In contrast, you can look at studies where calories were intermittently restricted and you see much better results. By intermittently restricted, I mean that calories are cut fairly low on some days with normal eating on the rest of the days. In the book, "The Alternate Day Diet", the idea is to restrict calories one day and have unlimited eating the next (as the title implies). Others recommend different frequencies as to how often calories should be reduced.
It's important to distinguish between intermittent calorie restriction and intermittent fasting. If intermittent fasting turns into eating a full day's calories in one meal, then there may not be much benefit. For example, if you look at studies on Ramadan fasting where a person fasts until evening but then has a large meal, there often isn't much change in body composition.
I think some of the intermittent fasting studies show benefits only because they indirectly restrict calories on fasting days. If a study has alternate-day fasting, then obviously a person will have no calories on one day. Or if someone fasts until 6 pm, it may be hard to eat enough calories as would normally be consumed in a day's eating.
In "The Alternate Day Diet", the author makes the case that the real benefits come from a 36-hour period of low calories. That is, eating much less one day and then sleeping on it. The benefits aren't dependent on not eating food for some many hours per se, as in one study subjects sipped on a protein shake throughout the day. It's the 36-hour period of low calories that triggers weight loss, and also lessens oxidative stress and inflammation.

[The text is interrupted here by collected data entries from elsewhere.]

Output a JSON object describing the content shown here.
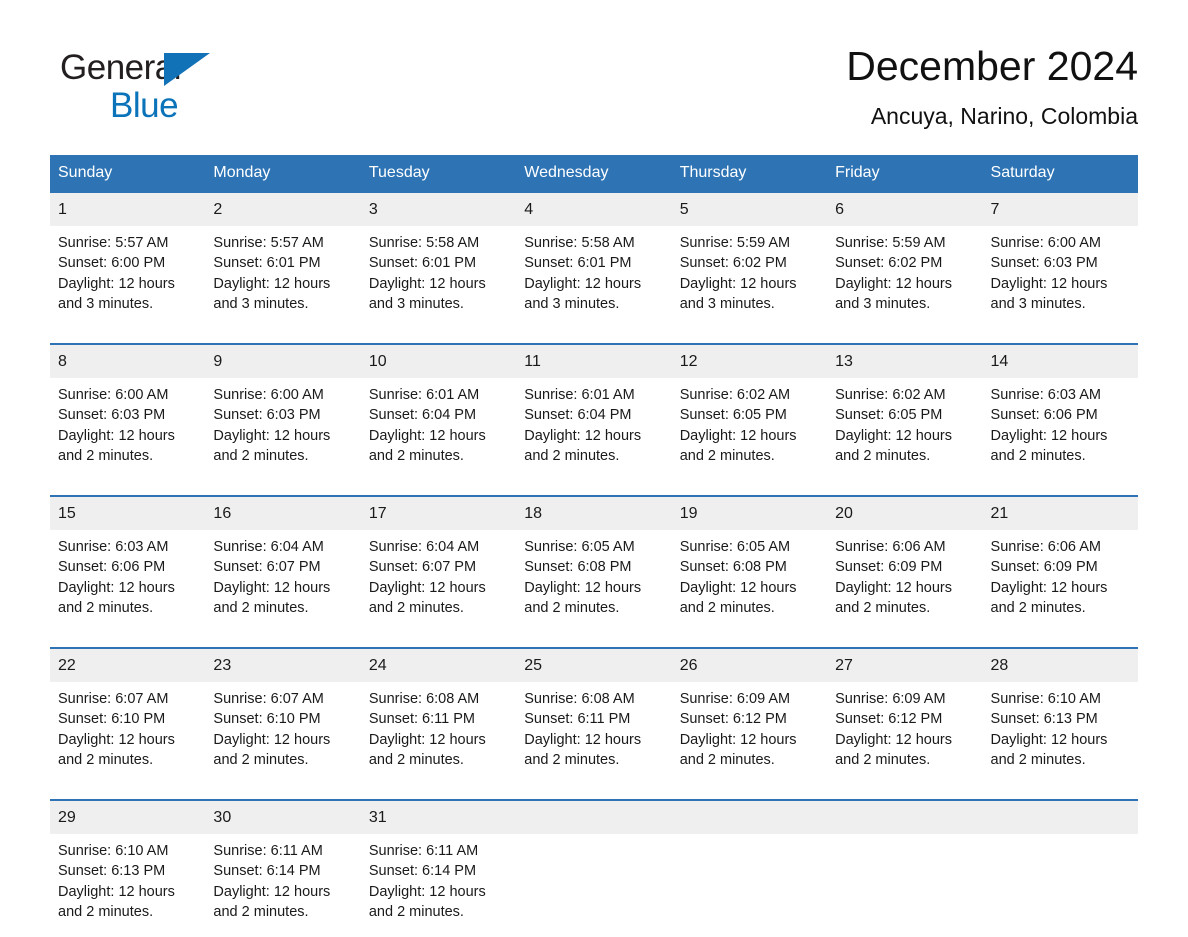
{
  "brand": {
    "name_part1": "General",
    "name_part2": "Blue",
    "triangle_color": "#1272b8",
    "blue_color": "#0b73ba"
  },
  "header": {
    "title": "December 2024",
    "subtitle": "Ancuya, Narino, Colombia",
    "accent_color": "#2e74b5",
    "daynum_bg": "#efefef"
  },
  "calendar": {
    "weekday_headers": [
      "Sunday",
      "Monday",
      "Tuesday",
      "Wednesday",
      "Thursday",
      "Friday",
      "Saturday"
    ],
    "weeks": [
      [
        {
          "day": "1",
          "sunrise": "Sunrise: 5:57 AM",
          "sunset": "Sunset: 6:00 PM",
          "daylight_line1": "Daylight: 12 hours",
          "daylight_line2": "and 3 minutes."
        },
        {
          "day": "2",
          "sunrise": "Sunrise: 5:57 AM",
          "sunset": "Sunset: 6:01 PM",
          "daylight_line1": "Daylight: 12 hours",
          "daylight_line2": "and 3 minutes."
        },
        {
          "day": "3",
          "sunrise": "Sunrise: 5:58 AM",
          "sunset": "Sunset: 6:01 PM",
          "daylight_line1": "Daylight: 12 hours",
          "daylight_line2": "and 3 minutes."
        },
        {
          "day": "4",
          "sunrise": "Sunrise: 5:58 AM",
          "sunset": "Sunset: 6:01 PM",
          "daylight_line1": "Daylight: 12 hours",
          "daylight_line2": "and 3 minutes."
        },
        {
          "day": "5",
          "sunrise": "Sunrise: 5:59 AM",
          "sunset": "Sunset: 6:02 PM",
          "daylight_line1": "Daylight: 12 hours",
          "daylight_line2": "and 3 minutes."
        },
        {
          "day": "6",
          "sunrise": "Sunrise: 5:59 AM",
          "sunset": "Sunset: 6:02 PM",
          "daylight_line1": "Daylight: 12 hours",
          "daylight_line2": "and 3 minutes."
        },
        {
          "day": "7",
          "sunrise": "Sunrise: 6:00 AM",
          "sunset": "Sunset: 6:03 PM",
          "daylight_line1": "Daylight: 12 hours",
          "daylight_line2": "and 3 minutes."
        }
      ],
      [
        {
          "day": "8",
          "sunrise": "Sunrise: 6:00 AM",
          "sunset": "Sunset: 6:03 PM",
          "daylight_line1": "Daylight: 12 hours",
          "daylight_line2": "and 2 minutes."
        },
        {
          "day": "9",
          "sunrise": "Sunrise: 6:00 AM",
          "sunset": "Sunset: 6:03 PM",
          "daylight_line1": "Daylight: 12 hours",
          "daylight_line2": "and 2 minutes."
        },
        {
          "day": "10",
          "sunrise": "Sunrise: 6:01 AM",
          "sunset": "Sunset: 6:04 PM",
          "daylight_line1": "Daylight: 12 hours",
          "daylight_line2": "and 2 minutes."
        },
        {
          "day": "11",
          "sunrise": "Sunrise: 6:01 AM",
          "sunset": "Sunset: 6:04 PM",
          "daylight_line1": "Daylight: 12 hours",
          "daylight_line2": "and 2 minutes."
        },
        {
          "day": "12",
          "sunrise": "Sunrise: 6:02 AM",
          "sunset": "Sunset: 6:05 PM",
          "daylight_line1": "Daylight: 12 hours",
          "daylight_line2": "and 2 minutes."
        },
        {
          "day": "13",
          "sunrise": "Sunrise: 6:02 AM",
          "sunset": "Sunset: 6:05 PM",
          "daylight_line1": "Daylight: 12 hours",
          "daylight_line2": "and 2 minutes."
        },
        {
          "day": "14",
          "sunrise": "Sunrise: 6:03 AM",
          "sunset": "Sunset: 6:06 PM",
          "daylight_line1": "Daylight: 12 hours",
          "daylight_line2": "and 2 minutes."
        }
      ],
      [
        {
          "day": "15",
          "sunrise": "Sunrise: 6:03 AM",
          "sunset": "Sunset: 6:06 PM",
          "daylight_line1": "Daylight: 12 hours",
          "daylight_line2": "and 2 minutes."
        },
        {
          "day": "16",
          "sunrise": "Sunrise: 6:04 AM",
          "sunset": "Sunset: 6:07 PM",
          "daylight_line1": "Daylight: 12 hours",
          "daylight_line2": "and 2 minutes."
        },
        {
          "day": "17",
          "sunrise": "Sunrise: 6:04 AM",
          "sunset": "Sunset: 6:07 PM",
          "daylight_line1": "Daylight: 12 hours",
          "daylight_line2": "and 2 minutes."
        },
        {
          "day": "18",
          "sunrise": "Sunrise: 6:05 AM",
          "sunset": "Sunset: 6:08 PM",
          "daylight_line1": "Daylight: 12 hours",
          "daylight_line2": "and 2 minutes."
        },
        {
          "day": "19",
          "sunrise": "Sunrise: 6:05 AM",
          "sunset": "Sunset: 6:08 PM",
          "daylight_line1": "Daylight: 12 hours",
          "daylight_line2": "and 2 minutes."
        },
        {
          "day": "20",
          "sunrise": "Sunrise: 6:06 AM",
          "sunset": "Sunset: 6:09 PM",
          "daylight_line1": "Daylight: 12 hours",
          "daylight_line2": "and 2 minutes."
        },
        {
          "day": "21",
          "sunrise": "Sunrise: 6:06 AM",
          "sunset": "Sunset: 6:09 PM",
          "daylight_line1": "Daylight: 12 hours",
          "daylight_line2": "and 2 minutes."
        }
      ],
      [
        {
          "day": "22",
          "sunrise": "Sunrise: 6:07 AM",
          "sunset": "Sunset: 6:10 PM",
          "daylight_line1": "Daylight: 12 hours",
          "daylight_line2": "and 2 minutes."
        },
        {
          "day": "23",
          "sunrise": "Sunrise: 6:07 AM",
          "sunset": "Sunset: 6:10 PM",
          "daylight_line1": "Daylight: 12 hours",
          "daylight_line2": "and 2 minutes."
        },
        {
          "day": "24",
          "sunrise": "Sunrise: 6:08 AM",
          "sunset": "Sunset: 6:11 PM",
          "daylight_line1": "Daylight: 12 hours",
          "daylight_line2": "and 2 minutes."
        },
        {
          "day": "25",
          "sunrise": "Sunrise: 6:08 AM",
          "sunset": "Sunset: 6:11 PM",
          "daylight_line1": "Daylight: 12 hours",
          "daylight_line2": "and 2 minutes."
        },
        {
          "day": "26",
          "sunrise": "Sunrise: 6:09 AM",
          "sunset": "Sunset: 6:12 PM",
          "daylight_line1": "Daylight: 12 hours",
          "daylight_line2": "and 2 minutes."
        },
        {
          "day": "27",
          "sunrise": "Sunrise: 6:09 AM",
          "sunset": "Sunset: 6:12 PM",
          "daylight_line1": "Daylight: 12 hours",
          "daylight_line2": "and 2 minutes."
        },
        {
          "day": "28",
          "sunrise": "Sunrise: 6:10 AM",
          "sunset": "Sunset: 6:13 PM",
          "daylight_line1": "Daylight: 12 hours",
          "daylight_line2": "and 2 minutes."
        }
      ],
      [
        {
          "day": "29",
          "sunrise": "Sunrise: 6:10 AM",
          "sunset": "Sunset: 6:13 PM",
          "daylight_line1": "Daylight: 12 hours",
          "daylight_line2": "and 2 minutes."
        },
        {
          "day": "30",
          "sunrise": "Sunrise: 6:11 AM",
          "sunset": "Sunset: 6:14 PM",
          "daylight_line1": "Daylight: 12 hours",
          "daylight_line2": "and 2 minutes."
        },
        {
          "day": "31",
          "sunrise": "Sunrise: 6:11 AM",
          "sunset": "Sunset: 6:14 PM",
          "daylight_line1": "Daylight: 12 hours",
          "daylight_line2": "and 2 minutes."
        },
        {
          "day": "",
          "sunrise": "",
          "sunset": "",
          "daylight_line1": "",
          "daylight_line2": ""
        },
        {
          "day": "",
          "sunrise": "",
          "sunset": "",
          "daylight_line1": "",
          "daylight_line2": ""
        },
        {
          "day": "",
          "sunrise": "",
          "sunset": "",
          "daylight_line1": "",
          "daylight_line2": ""
        },
        {
          "day": "",
          "sunrise": "",
          "sunset": "",
          "daylight_line1": "",
          "daylight_line2": ""
        }
      ]
    ]
  }
}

What I wonder is why this approach is not more widely known. If you continually restrict calories, your metabolism will slow and the lost weight will come back. If you restrict calories every other day (or every third day or twice a week), then you can lose weight but the metabolism will not adapt and slow down.
It has to be easier psychologically to restrict calories only part-time as well. A lot of times on diets, people too much pressure on themselves and then they break down. With intermittent calorie restriction, you only have to control calories on some days, not all. This seems like a much more livable approach over the long term.